You can't swing a dead hound dog without hitting an Elvis clone singing ''Don' t Be Cruel'' in a hotel cocktail lounge. And now that everyone has seen the Beatles five or six times (drugged and drug-free versions), we're all singing the blues with B.B. King's clone: ''The thrill is gone, baby - it's gone for good.''

Every city has its own All-Star team in every sport, and somehow our teams still lose, no matter how loud coach Marge Huggins curses and throws ashtrays.

And who wants to tune in the ''All John Madden All the Time'' network, ESPN XXXL, to watch Deion Sanders compete in every sport? Yes, he was surprisingly good at hockey and outran Secretariat, but that championship fight against Muhammed Ali #2 should have been stopped before they needed a Shopvac to pick him up.

Cloning solved all those problems that turned our co-ed military into ''Love Connection in Uniform,'' with a gender-blender of Arnold Schwarzenegger and former Congressperson Patsy Schroeder. So now we have Marines who can singlehandedly annihilate entire Third World nations without using insensitive language or leaving the seat up.

But that opened the deadly door to cloning combos, which created the biggest disaster of all: President Lyndon Roosevelt Kennedy Jefferson. How could we have been stupid enough to let lefty-throwback historian Arthur Schlesinger Jr. Jr. choose the ''Greatest Presidents'' for that DNA boilermaker?

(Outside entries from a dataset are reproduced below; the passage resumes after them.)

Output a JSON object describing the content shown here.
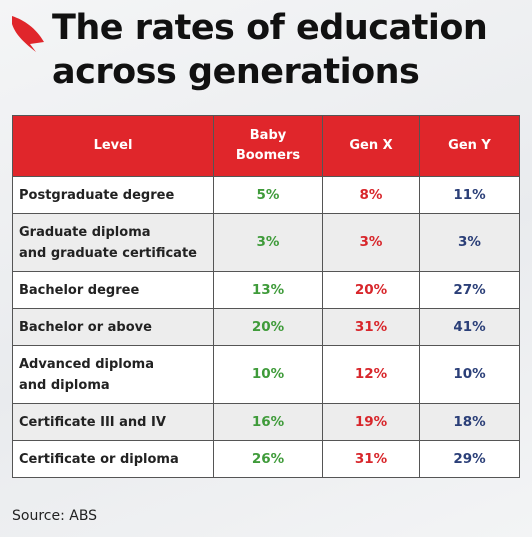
{
  "header": {
    "title": "The rates of education\nacross generations"
  },
  "table": {
    "columns": [
      "Level",
      "Baby\nBoomers",
      "Gen X",
      "Gen Y"
    ],
    "rows": [
      [
        "Postgraduate degree",
        "5%",
        "8%",
        "11%"
      ],
      [
        "Graduate diploma\nand graduate certificate",
        "3%",
        "3%",
        "3%"
      ],
      [
        "Bachelor degree",
        "13%",
        "20%",
        "27%"
      ],
      [
        "Bachelor or above",
        "20%",
        "31%",
        "41%"
      ],
      [
        "Advanced diploma\nand diploma",
        "10%",
        "12%",
        "10%"
      ],
      [
        "Certificate III and IV",
        "16%",
        "19%",
        "18%"
      ],
      [
        "Certificate or diploma",
        "26%",
        "31%",
        "29%"
      ]
    ]
  },
  "source": "Source: ABS"
}
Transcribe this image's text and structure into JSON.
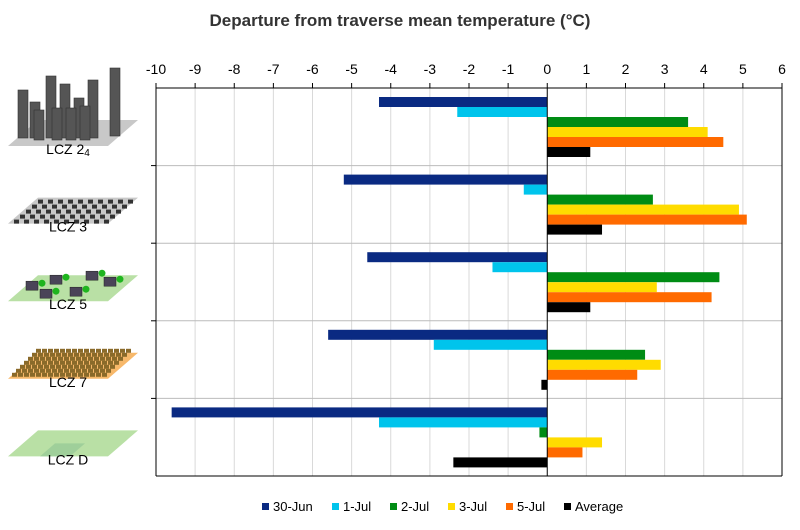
{
  "chart_data": {
    "type": "bar",
    "orientation": "horizontal",
    "title": "Departure from traverse mean temperature (°C)",
    "xlabel": "",
    "ylabel": "",
    "xlim": [
      -10,
      6
    ],
    "x_ticks": [
      "-10",
      "-9",
      "-8",
      "-7",
      "-6",
      "-5",
      "-4",
      "-3",
      "-2",
      "-1",
      "0",
      "1",
      "2",
      "3",
      "4",
      "5",
      "6"
    ],
    "x_axis_position": "top",
    "grid": true,
    "legend_position": "bottom",
    "categories": [
      {
        "main": "LCZ 2",
        "sub": "4"
      },
      {
        "main": "LCZ 3",
        "sub": ""
      },
      {
        "main": "LCZ 5",
        "sub": ""
      },
      {
        "main": "LCZ 7",
        "sub": ""
      },
      {
        "main": "LCZ D",
        "sub": ""
      }
    ],
    "series": [
      {
        "name": "30-Jun",
        "color": "#0a2a82",
        "values": [
          -4.3,
          -5.2,
          -4.6,
          -5.6,
          -9.6
        ]
      },
      {
        "name": "1-Jul",
        "color": "#00c4ec",
        "values": [
          -2.3,
          -0.6,
          -1.4,
          -2.9,
          -4.3
        ]
      },
      {
        "name": "2-Jul",
        "color": "#008c14",
        "values": [
          3.6,
          2.7,
          4.4,
          2.5,
          -0.2
        ]
      },
      {
        "name": "3-Jul",
        "color": "#ffdc00",
        "values": [
          4.1,
          4.9,
          2.8,
          2.9,
          1.4
        ]
      },
      {
        "name": "5-Jul",
        "color": "#ff6a00",
        "values": [
          4.5,
          5.1,
          4.2,
          2.3,
          0.9
        ]
      },
      {
        "name": "Average",
        "color": "#000000",
        "values": [
          1.1,
          1.4,
          1.1,
          -0.15,
          -2.4
        ]
      }
    ]
  }
}
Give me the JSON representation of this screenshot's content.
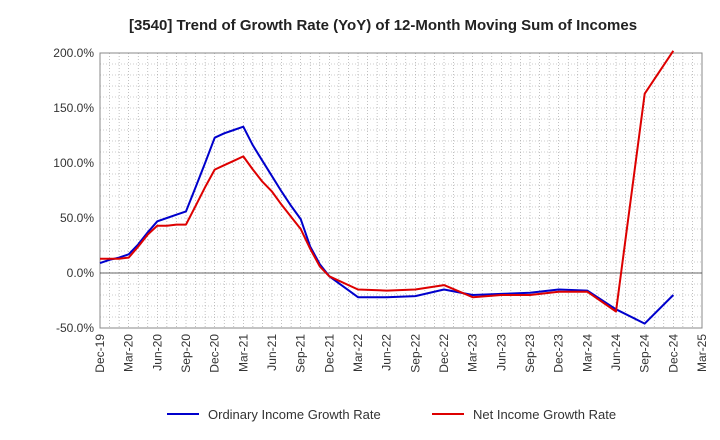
{
  "chart_data": {
    "type": "line",
    "title": "[3540]  Trend of Growth Rate (YoY) of 12-Month Moving Sum of Incomes",
    "xlabel": "",
    "ylabel": "",
    "x_ticks": [
      "Dec-19",
      "Mar-20",
      "Jun-20",
      "Sep-20",
      "Dec-20",
      "Mar-21",
      "Jun-21",
      "Sep-21",
      "Dec-21",
      "Mar-22",
      "Jun-22",
      "Sep-22",
      "Dec-22",
      "Mar-23",
      "Jun-23",
      "Sep-23",
      "Dec-23",
      "Mar-24",
      "Jun-24",
      "Sep-24",
      "Dec-24",
      "Mar-25"
    ],
    "y_ticks": [
      "-50.0%",
      "0.0%",
      "50.0%",
      "100.0%",
      "150.0%",
      "200.0%"
    ],
    "ylim": [
      -50,
      200
    ],
    "grid": true,
    "legend_position": "bottom",
    "series": [
      {
        "name": "Ordinary Income Growth Rate",
        "color": "#0000cc",
        "x": [
          "Dec-19",
          "Jan-20",
          "Feb-20",
          "Mar-20",
          "Apr-20",
          "May-20",
          "Jun-20",
          "Jul-20",
          "Aug-20",
          "Sep-20",
          "Oct-20",
          "Nov-20",
          "Dec-20",
          "Jan-21",
          "Feb-21",
          "Mar-21",
          "Apr-21",
          "May-21",
          "Jun-21",
          "Jul-21",
          "Aug-21",
          "Sep-21",
          "Oct-21",
          "Nov-21",
          "Dec-21",
          "Mar-22",
          "Jun-22",
          "Sep-22",
          "Dec-22",
          "Mar-23",
          "Jun-23",
          "Sep-23",
          "Dec-23",
          "Mar-24",
          "Jun-24",
          "Sep-24",
          "Dec-24"
        ],
        "values": [
          9,
          12,
          14,
          17,
          26,
          37,
          47,
          50,
          53,
          56,
          78,
          100,
          123,
          127,
          130,
          133,
          116,
          102,
          88,
          74,
          61,
          49,
          24,
          8,
          -3,
          -22,
          -22,
          -21,
          -15,
          -20,
          -19,
          -18,
          -15,
          -16,
          -33,
          -46,
          -20
        ]
      },
      {
        "name": "Net Income Growth Rate",
        "color": "#dd0000",
        "x": [
          "Dec-19",
          "Jan-20",
          "Feb-20",
          "Mar-20",
          "Apr-20",
          "May-20",
          "Jun-20",
          "Jul-20",
          "Aug-20",
          "Sep-20",
          "Oct-20",
          "Nov-20",
          "Dec-20",
          "Jan-21",
          "Feb-21",
          "Mar-21",
          "Apr-21",
          "May-21",
          "Jun-21",
          "Jul-21",
          "Aug-21",
          "Sep-21",
          "Oct-21",
          "Nov-21",
          "Dec-21",
          "Mar-22",
          "Jun-22",
          "Sep-22",
          "Dec-22",
          "Mar-23",
          "Jun-23",
          "Sep-23",
          "Dec-23",
          "Mar-24",
          "Jun-24",
          "Sep-24",
          "Dec-24"
        ],
        "values": [
          13,
          13,
          13,
          14,
          24,
          35,
          43,
          43,
          44,
          44,
          61,
          78,
          94,
          98,
          102,
          106,
          94,
          83,
          74,
          62,
          51,
          40,
          22,
          6,
          -3,
          -15,
          -16,
          -15,
          -11,
          -22,
          -20,
          -20,
          -17,
          -17,
          -35,
          163,
          202
        ]
      }
    ]
  }
}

President Jefferson II may talk poetically about liberty - but his ''New Frontier Deal Society'' has made sheep-like slaves of us all.

And now House Speaker Tip O'Gingrich has introduced a bill to allow using clones for spare parts - if they can be taxed to reduce our $839 trizillion deficit.

I suppose this was inevitable from a society that said in 1997, ''Mankind has too much respect for human life to ever allow cloning of people'' - while their abortion clinics were snuffing 1.5 million human lives each year.

Well, don't come crawling on your bad knees to beg for body parts from this clone. It's bad enough ghost writing columns and editorials for that fossil Peter Bronson while he plays golf in Florida with his Greg Norman clone. I'm not lending a hand - or anything else.